Ok, so this demonstration helps us understand some things about boosting.

n_estimators is the number of trees, and thus the stage in the fitting. It also controls the complexity for us. The more trees we have the more we fit to the tiny details.
staged_predict gives us the prediction at each step
once again max_depth from the underlying decision tree tells us the depth of the tree. But here it tells us the amount of features interactions we have, not just the scale of our fit. But clearly it increases the variance again.

Ideas from decision trees remain. For example, increase min_samples_leaf or decrease max_depth to reduce variance and increase the bias.

Group Exercise 1:

1: What do you expect to happen if you increase max_depth to 5? Edit the code above to explore the result.

2: What do you expect to happen if you put max_depth back to 1 and decrease the learning_rate to 0.1? Edit the code above to explore the result.

3: Do a little work to find some sort of 'best' values of max_depth and learning_rate.

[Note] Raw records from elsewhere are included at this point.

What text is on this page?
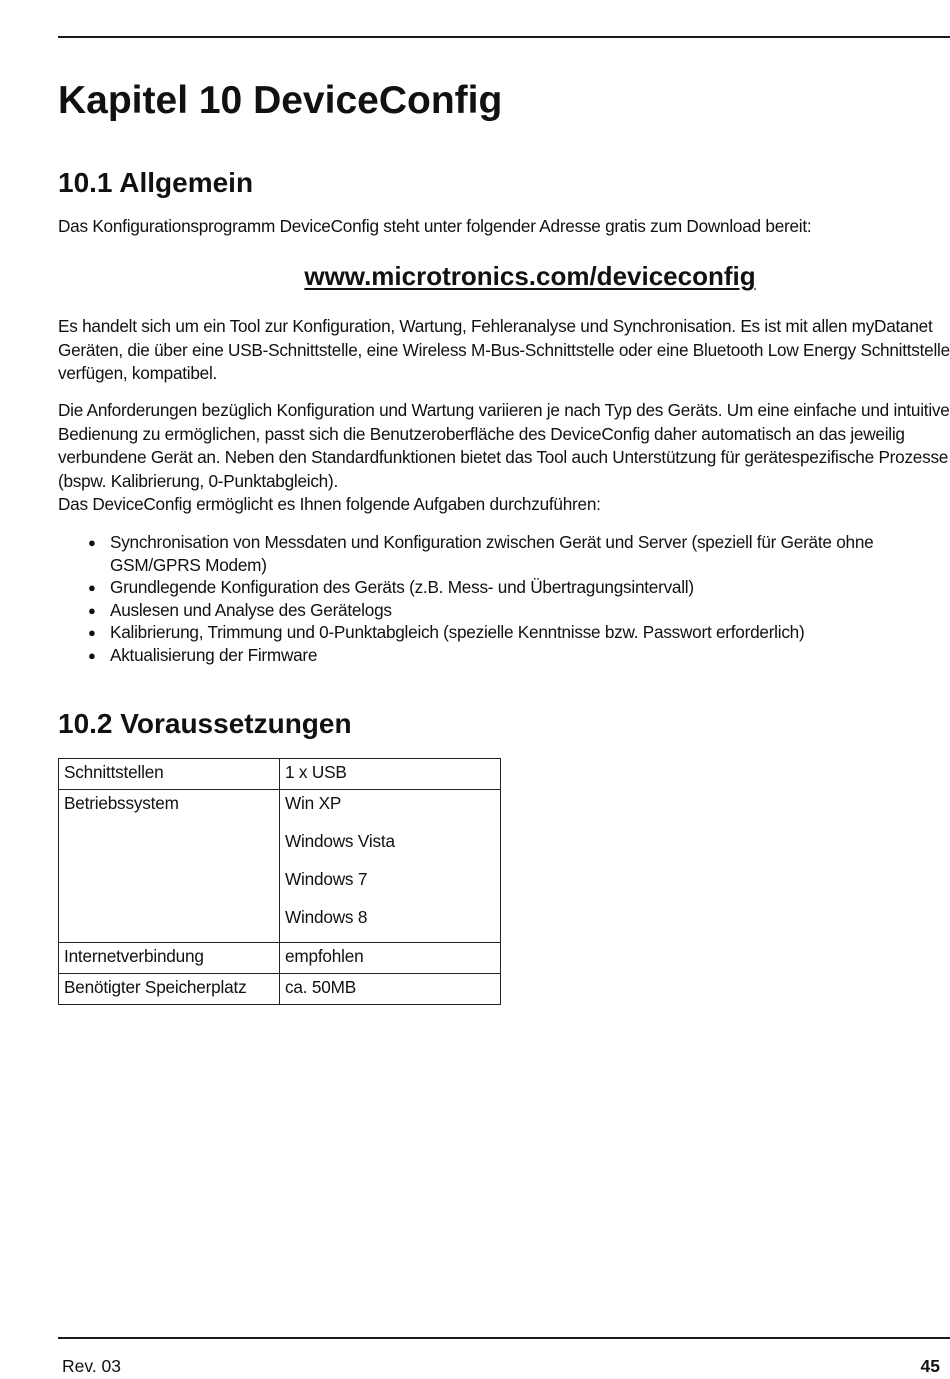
Kapitel 10 DeviceConfig
10.1 Allgemein

Das Konfigurationsprogramm DeviceConfig steht unter folgender Adresse gratis zum Download bereit:

www.microtronics.com/deviceconfig

Es handelt sich um ein Tool zur Konfiguration, Wartung, Fehleranalyse und Synchronisation. Es ist mit allen myDatanet Geräten, die über eine USB-Schnittstelle, eine Wireless M-Bus-Schnittstelle oder eine Bluetooth Low Energy Schnittstelle verfügen, kompatibel.

Die Anforderungen bezüglich Konfiguration und Wartung variieren je nach Typ des Geräts. Um eine einfache und intuitive Bedienung zu ermöglichen, passt sich die Benutzeroberfläche des DeviceConfig daher automatisch an das jeweilig verbundene Gerät an. Neben den Standardfunktionen bietet das Tool auch Unterstützung für gerätespezifische Prozesse (bspw. Kalibrierung, 0-Punktabgleich).
Das DeviceConfig ermöglicht es Ihnen folgende Aufgaben durchzuführen:
● Synchronisation von Messdaten und Konfiguration zwischen Gerät und Server (speziell für Geräte ohne GSM/GPRS Modem)
● Grundlegende Konfiguration des Geräts (z.B. Mess- und Übertragungsintervall)
● Auslesen und Analyse des Gerätelogs
● Kalibrierung, Trimmung und 0-Punktabgleich (spezielle Kenntnisse bzw. Passwort erforderlich)
● Aktualisierung der Firmware
10.2 Voraussetzungen
Schnittstellen	1 x USB
Betriebssystem	Win XP
Windows Vista
Windows 7
Windows 8

Internetverbindung	empfohlen
Benötigter Speicherplatz	ca. 50MB
Rev. 03	45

Does this result make sense?

Your answer here¶

AdaBoost Classification¶

Let's start with the same voter data from above:

In [52]:

X = elect_df[['population','hispanic','minority','female','unemployed','income','nodegree','bachelor','inactivity','obesity','density','cancer']]
response = elect_df['votergap']
Xtrain, Xtest, ytrain, ytest = train_test_split(X,response,test_size=0.2)

Group Exercise 2:

Convert the y-values to being binary, whereby any negative values become a 0 (more people voted for Clinton) and any positive values become a 1 (more people voted for Trump).

Group Exercise 3:

Create an AdaBoostClassifier to predict our binary classification task. Below we provide a code snippet. Are there any issues along the way? Are our features okay to use as is? Be sure to output your prediction accuracy.

In [ ]:

from sklearn.ensemble import AdaBoostClassifier
ada_model = AdaBoostClassifier(base_estimator=DecisionTreeClassifier(max_depth=2), n_estimators=10, learning_rate=.01).fit(Xtrain, ytrain)

Group Exercise 4:

Experiment with the different parameters, which are listed in the documentation. Be sure to pay attention to the algorithm parameter. What is the difference between SAMME and SAMME.R?

What's the best performance that you can achieve? And how does this compare with a more simple baseline (use either Bagging, RandomForest, or a single Decision Tree).